Native : Burundi, Democratic Republic of Congo, Ethiopia, Kenya, Malawi, Rwanda, Sudan, Tanzania, Uganda, Zambia
Exotic : India
Biophysical limitsAltitude: 2000-3000 m Mean annual rainfall: 1000-1500 mm
Trees have either male or female flowers. Flowering and seeding can be observed throughout the year with a break in the months with the coldest temperatures.
Propagation and managementPropagation methodsPretreatment is not necessary and seeds germinate within 10-20 days of planting with a germination rate of 40-60%. Trees can also be regenerated from seedlings or wildings.
In Tanzania, trees are planted or wildings are allowed to grow, interspersed throughout a field at a density of about 10 trees/ha. To reduce light competition with crop and foster marketable bole development, the trees are pruned once each year in November, about two months before planting crops at the onset of the rainy season. Typically, annual prunings of mature trees remove 40-50% of the canopy height. Pollarding is also a suitable silvicultural practice.

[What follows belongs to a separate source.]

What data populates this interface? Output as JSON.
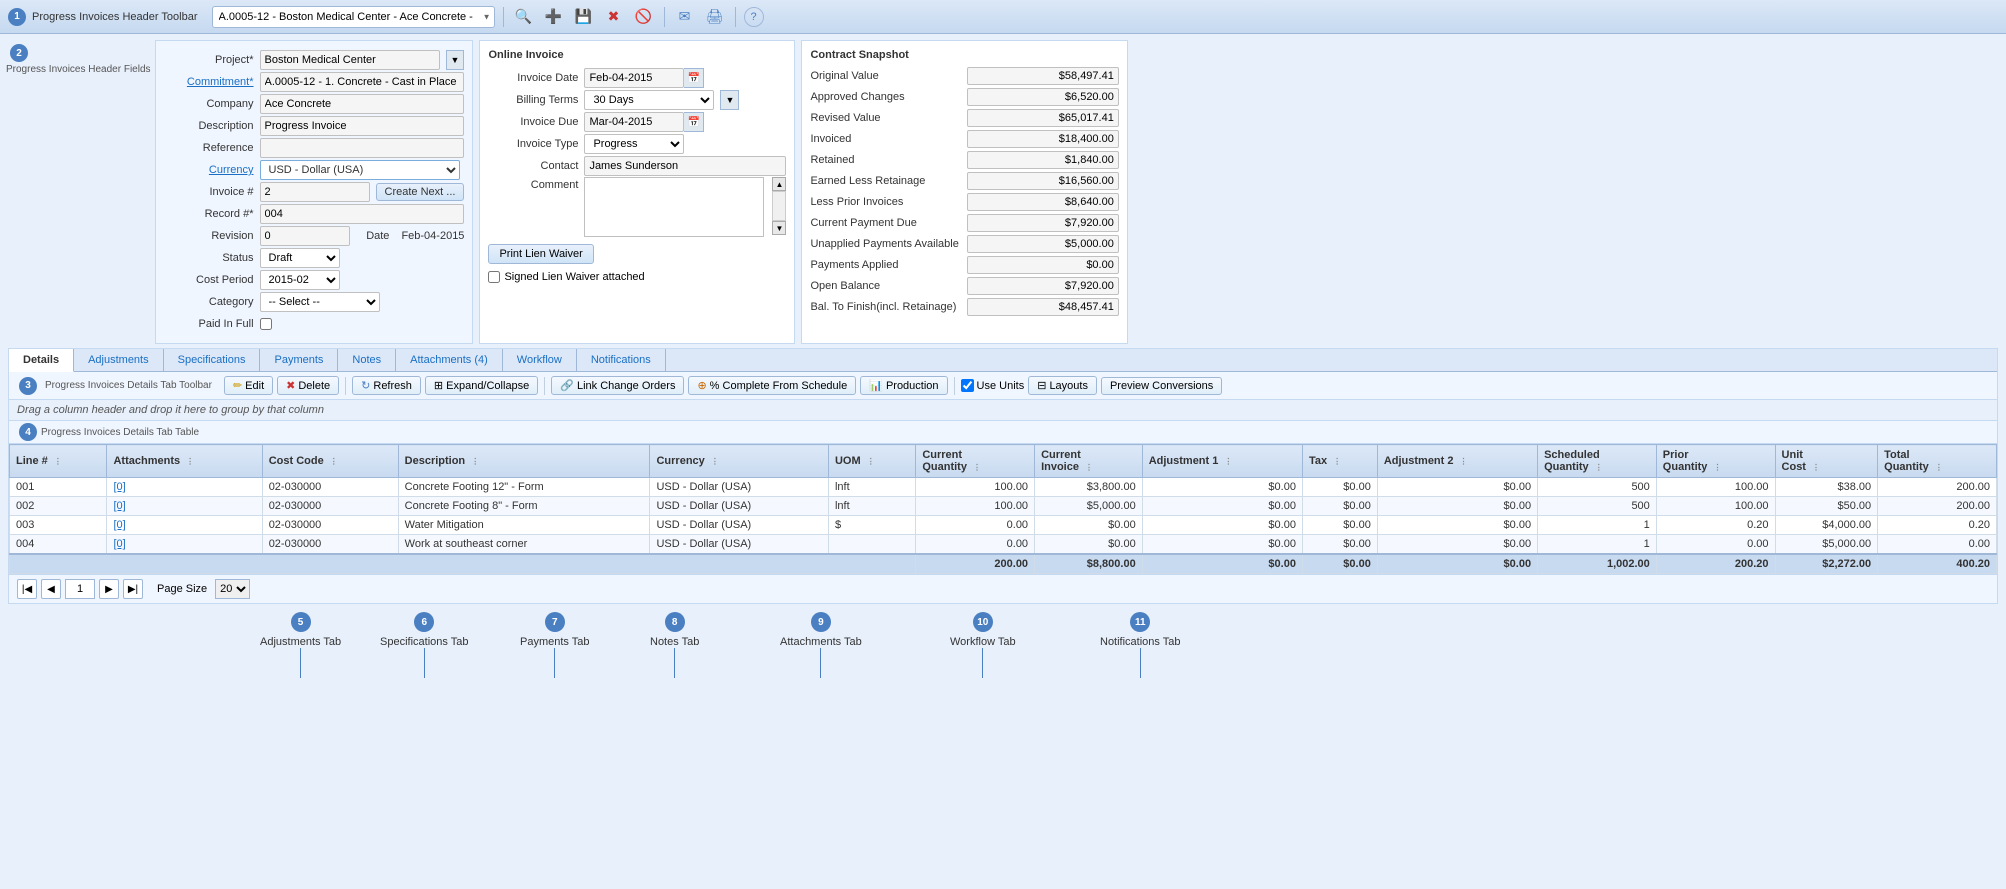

Seed storage behaviour is orthodox; hermetic air-dry storage at cool temperatures is recommended. On average, there are 400 000-500 000 seeds/kg.
Functional usesProductsFuel: H. abyssinica is a good source of firewood and charcoal. Timber: Wood is dark red, medium soft but not durable; it is used for furniture, poles, flooring, carving and cabinet making. Medicine: The roots are cooked with meat and the soup drunk for general illness and malaria, while the dried and pounded female inflorescence is used as an anthelmintic (especially for tapeworm). Bark may be pounded, added to cold water and the liquid drunk as a remedy for diarrhoea and stomach-ache. Generally, this is a strong medicine that must not be taken in large quantities; it is sometimes taken as an abortifacient.
Erosion control: Trees are employed in soil-conservation activities. Shade or shelter: The fire-resistant species can be used as a firebreak. Soil improver: Hagenia constantly sheds leaves, providing mulch and green manure. Ornamental: The attractive tree is suitable for planting in amenity areas. Intercropping: In an experiment in Makete District Tanzania, grain yield of wheat was measured on eight different farms for a two-year period. The threshed wheat yield under a pruned H. abyssinica canopy averaged 810 kg/ha compared to 600kg/ha on parts of the field located at least 30 m from a tree.
Pests and diseasesWood is susceptible to attack by borers.